Le monde d’aujourd’hui transmet plus de données que jamais auparavant dans l’histoire. Ce chiffre devrait être multiplié par près de six entre 2020 et 2025. L’année dernière, le monde a généré 33 zettaoctets de données et d’ici 2025, ce nombre pourrait atteindre 175 zettaoctets, dépassant de loin le taux de croissance des installations pour le stocker. Un zettaoctet équivaut à mille milliards de gigaoctets de données. Il y aura également une augmentation significative de la demande d’énergie pour exploiter et entretenir ces installations. Que va-t-il se passer ensuite? Comment cette demande de stockage de données sera-t-elle satisfaite ? Cela appelle de nouvelles solutions.

Une possibilité intéressante pour répondre à cette demande de stockage réside dans le corps humain. Depuis les années 1950, les scientifiques débattent de la possibilité d’utiliser l’ADN comme support de stockage de données. Au début, la suggestion peut sembler un peu étrange, mais c’est une possibilité.

L’ADN peut être décrit comme la molécule qui stocke toutes les instructions génétiques nécessaires pour former chaque organisme vivant. « C’est beaucoup d’informations, et nous avons une copie de toutes ces informations dans chaque cellule de notre corps », a déclaré le Dr Keith EJ Teo, professeur agrégé de génie chimique et biologique au Center for Synthetic Biology, Northwestern University, États-Unis. réseaux technologiques.

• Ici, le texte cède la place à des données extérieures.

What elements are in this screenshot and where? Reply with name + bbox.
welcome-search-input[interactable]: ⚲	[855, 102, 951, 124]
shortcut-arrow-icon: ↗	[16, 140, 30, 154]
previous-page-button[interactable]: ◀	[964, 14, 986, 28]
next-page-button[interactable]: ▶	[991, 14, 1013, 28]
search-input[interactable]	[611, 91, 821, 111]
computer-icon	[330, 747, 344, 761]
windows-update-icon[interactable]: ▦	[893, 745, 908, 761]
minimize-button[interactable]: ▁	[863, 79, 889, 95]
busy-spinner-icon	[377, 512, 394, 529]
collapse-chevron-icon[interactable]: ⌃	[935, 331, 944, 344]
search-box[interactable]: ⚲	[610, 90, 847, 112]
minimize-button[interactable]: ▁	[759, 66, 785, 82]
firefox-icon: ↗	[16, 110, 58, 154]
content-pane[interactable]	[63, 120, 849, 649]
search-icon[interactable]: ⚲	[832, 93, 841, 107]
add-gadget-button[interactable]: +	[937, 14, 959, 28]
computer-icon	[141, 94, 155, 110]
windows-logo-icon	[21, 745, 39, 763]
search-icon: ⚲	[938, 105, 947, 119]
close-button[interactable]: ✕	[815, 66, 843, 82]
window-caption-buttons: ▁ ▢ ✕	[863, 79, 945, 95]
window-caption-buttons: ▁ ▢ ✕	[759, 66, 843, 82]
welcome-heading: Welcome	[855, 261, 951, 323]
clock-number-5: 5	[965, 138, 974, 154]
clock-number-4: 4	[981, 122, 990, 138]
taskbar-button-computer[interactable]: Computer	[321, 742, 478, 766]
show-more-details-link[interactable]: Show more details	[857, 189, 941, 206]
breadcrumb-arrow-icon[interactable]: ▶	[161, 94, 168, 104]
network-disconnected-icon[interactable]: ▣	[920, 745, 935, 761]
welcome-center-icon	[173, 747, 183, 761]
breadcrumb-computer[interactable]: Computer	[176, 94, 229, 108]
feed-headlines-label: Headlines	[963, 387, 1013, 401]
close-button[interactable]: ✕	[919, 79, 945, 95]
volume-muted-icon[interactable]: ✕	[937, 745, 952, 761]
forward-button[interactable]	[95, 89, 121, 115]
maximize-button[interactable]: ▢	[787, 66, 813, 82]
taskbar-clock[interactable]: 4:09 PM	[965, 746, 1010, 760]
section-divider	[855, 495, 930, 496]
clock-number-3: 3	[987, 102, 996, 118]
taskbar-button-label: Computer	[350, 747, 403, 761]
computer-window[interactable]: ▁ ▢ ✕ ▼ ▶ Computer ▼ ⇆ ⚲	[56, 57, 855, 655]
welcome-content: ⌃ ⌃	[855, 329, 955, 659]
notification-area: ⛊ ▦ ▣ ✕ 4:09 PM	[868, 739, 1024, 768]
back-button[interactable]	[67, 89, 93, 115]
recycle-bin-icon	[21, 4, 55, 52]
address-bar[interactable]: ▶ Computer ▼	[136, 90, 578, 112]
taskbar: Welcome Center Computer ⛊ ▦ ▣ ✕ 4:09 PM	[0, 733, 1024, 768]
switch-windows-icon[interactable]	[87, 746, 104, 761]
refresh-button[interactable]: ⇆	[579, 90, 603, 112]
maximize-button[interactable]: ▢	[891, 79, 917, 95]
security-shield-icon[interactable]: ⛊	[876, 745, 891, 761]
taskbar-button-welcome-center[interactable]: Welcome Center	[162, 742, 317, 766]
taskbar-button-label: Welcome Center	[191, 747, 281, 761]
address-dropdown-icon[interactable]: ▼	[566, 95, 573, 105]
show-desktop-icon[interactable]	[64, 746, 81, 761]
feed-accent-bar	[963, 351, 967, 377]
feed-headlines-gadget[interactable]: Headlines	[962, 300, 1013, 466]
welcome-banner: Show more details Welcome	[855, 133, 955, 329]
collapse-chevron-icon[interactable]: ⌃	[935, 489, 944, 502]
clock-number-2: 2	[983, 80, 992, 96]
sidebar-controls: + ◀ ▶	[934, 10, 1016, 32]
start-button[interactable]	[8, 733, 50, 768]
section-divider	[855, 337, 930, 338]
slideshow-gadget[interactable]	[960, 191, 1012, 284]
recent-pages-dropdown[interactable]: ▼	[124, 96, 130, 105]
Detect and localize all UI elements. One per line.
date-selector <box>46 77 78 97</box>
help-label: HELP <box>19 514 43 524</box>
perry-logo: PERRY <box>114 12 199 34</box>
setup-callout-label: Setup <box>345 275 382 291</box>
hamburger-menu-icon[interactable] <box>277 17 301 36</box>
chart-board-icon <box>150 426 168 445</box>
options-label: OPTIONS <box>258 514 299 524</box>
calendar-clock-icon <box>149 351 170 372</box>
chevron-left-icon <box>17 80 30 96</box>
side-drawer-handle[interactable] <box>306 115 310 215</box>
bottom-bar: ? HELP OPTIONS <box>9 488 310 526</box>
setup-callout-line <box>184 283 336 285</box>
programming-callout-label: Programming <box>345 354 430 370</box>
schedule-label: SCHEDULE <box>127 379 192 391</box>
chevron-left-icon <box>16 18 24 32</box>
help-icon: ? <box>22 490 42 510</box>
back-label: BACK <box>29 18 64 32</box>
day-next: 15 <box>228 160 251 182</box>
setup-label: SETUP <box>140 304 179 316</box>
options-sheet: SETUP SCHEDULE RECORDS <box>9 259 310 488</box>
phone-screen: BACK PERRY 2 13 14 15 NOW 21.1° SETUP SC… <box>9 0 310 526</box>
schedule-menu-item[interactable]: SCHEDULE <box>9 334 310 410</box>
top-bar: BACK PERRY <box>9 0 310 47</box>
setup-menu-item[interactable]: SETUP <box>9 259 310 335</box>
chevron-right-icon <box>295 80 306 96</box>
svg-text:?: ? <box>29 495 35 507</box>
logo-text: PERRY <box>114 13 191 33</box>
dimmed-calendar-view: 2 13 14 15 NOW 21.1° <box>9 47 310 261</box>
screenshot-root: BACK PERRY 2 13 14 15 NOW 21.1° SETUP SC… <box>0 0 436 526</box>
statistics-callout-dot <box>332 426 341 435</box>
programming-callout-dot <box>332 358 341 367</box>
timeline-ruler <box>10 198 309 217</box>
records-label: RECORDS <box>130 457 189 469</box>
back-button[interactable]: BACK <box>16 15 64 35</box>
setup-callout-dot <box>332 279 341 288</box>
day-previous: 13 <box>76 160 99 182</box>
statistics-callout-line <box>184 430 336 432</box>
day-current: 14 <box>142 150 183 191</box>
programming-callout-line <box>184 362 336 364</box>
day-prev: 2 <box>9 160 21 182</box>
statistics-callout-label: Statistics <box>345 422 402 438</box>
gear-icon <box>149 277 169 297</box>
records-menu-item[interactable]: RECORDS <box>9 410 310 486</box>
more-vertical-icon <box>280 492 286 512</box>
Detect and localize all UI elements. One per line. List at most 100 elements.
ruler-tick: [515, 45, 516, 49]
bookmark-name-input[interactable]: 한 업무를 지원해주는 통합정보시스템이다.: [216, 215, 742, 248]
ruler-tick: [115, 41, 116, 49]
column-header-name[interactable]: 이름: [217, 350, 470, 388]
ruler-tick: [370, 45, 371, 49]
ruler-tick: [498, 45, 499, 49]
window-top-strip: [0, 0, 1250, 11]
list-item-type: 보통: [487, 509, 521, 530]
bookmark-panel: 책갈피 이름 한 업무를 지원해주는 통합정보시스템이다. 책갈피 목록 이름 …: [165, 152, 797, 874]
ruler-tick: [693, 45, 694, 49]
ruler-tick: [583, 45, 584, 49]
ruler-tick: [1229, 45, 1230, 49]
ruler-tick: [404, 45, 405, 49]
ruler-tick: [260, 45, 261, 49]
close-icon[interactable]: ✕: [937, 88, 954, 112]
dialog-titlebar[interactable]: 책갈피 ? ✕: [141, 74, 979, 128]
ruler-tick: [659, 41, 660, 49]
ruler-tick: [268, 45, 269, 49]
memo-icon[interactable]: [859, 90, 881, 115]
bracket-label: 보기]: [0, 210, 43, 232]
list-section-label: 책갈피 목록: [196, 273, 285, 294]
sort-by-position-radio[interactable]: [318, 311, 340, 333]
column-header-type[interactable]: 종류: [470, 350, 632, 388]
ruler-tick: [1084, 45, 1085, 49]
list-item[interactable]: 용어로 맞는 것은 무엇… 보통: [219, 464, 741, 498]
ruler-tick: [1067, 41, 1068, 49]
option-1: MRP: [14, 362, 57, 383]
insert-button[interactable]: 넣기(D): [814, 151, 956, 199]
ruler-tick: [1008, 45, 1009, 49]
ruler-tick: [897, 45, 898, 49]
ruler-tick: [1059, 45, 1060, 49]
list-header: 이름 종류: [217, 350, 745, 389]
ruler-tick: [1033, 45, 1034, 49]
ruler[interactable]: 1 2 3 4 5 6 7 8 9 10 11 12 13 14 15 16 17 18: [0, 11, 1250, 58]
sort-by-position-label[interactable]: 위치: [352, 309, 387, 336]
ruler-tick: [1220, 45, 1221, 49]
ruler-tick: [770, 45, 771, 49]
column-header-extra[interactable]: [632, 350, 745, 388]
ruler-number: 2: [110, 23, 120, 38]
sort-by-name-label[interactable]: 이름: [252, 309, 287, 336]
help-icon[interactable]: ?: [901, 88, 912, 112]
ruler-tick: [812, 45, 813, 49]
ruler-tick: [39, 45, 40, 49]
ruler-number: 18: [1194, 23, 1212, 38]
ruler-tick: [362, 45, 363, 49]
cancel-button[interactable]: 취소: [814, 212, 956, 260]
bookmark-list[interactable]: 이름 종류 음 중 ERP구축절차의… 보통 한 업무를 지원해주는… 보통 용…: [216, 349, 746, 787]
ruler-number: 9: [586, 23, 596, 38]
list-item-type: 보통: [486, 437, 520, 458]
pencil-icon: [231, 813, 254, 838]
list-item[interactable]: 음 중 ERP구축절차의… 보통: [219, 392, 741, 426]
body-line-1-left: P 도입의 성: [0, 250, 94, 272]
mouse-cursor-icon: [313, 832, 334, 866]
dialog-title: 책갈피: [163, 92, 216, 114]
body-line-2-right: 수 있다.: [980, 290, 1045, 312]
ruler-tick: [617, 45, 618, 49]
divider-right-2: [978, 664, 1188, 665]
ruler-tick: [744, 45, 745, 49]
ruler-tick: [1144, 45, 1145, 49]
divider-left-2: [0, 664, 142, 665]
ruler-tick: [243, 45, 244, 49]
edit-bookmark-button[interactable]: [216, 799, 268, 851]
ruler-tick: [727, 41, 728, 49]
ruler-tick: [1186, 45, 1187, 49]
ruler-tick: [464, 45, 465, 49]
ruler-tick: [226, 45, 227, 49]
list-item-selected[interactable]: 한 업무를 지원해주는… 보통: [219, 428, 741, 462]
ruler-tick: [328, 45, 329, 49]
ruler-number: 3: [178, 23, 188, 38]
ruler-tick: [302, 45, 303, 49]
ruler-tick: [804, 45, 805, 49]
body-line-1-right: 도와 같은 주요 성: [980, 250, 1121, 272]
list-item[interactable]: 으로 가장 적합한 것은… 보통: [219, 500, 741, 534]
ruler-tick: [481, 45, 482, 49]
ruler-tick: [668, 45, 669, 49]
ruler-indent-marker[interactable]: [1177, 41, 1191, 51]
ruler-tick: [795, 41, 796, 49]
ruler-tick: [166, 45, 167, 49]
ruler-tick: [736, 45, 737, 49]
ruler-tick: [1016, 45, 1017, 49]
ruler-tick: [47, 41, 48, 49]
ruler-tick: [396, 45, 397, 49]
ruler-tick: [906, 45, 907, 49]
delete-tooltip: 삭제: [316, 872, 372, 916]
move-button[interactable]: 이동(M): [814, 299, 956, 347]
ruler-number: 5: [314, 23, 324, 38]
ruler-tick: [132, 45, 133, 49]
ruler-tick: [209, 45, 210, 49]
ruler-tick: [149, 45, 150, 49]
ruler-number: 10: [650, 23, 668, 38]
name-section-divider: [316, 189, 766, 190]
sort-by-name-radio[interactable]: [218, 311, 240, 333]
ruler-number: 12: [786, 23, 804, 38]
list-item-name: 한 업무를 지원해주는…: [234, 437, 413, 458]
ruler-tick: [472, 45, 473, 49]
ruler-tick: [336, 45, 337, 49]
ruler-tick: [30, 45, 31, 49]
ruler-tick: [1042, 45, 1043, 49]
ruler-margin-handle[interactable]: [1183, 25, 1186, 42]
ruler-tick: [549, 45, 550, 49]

Les ordinateurs stockent les informations sous forme de nombres binaires ou de bits (1 et 0). Ces bits sont utilisés comme code pour diriger les programmes à exécuter. De même, l’ADN contient quatre bases d’ADN – A, T, G et C – qui sont liées ensemble dans différentes combinaisons pour former des gènes. L’objectif du stockage de données basé sur l’ADN est d’encoder et de décoder des données binaires vers et à partir de séquences d’ADN complexes, selon les chercheurs. Mais il existe des limites pratiques à l’utilisation du stockage de données basé sur l’ADN.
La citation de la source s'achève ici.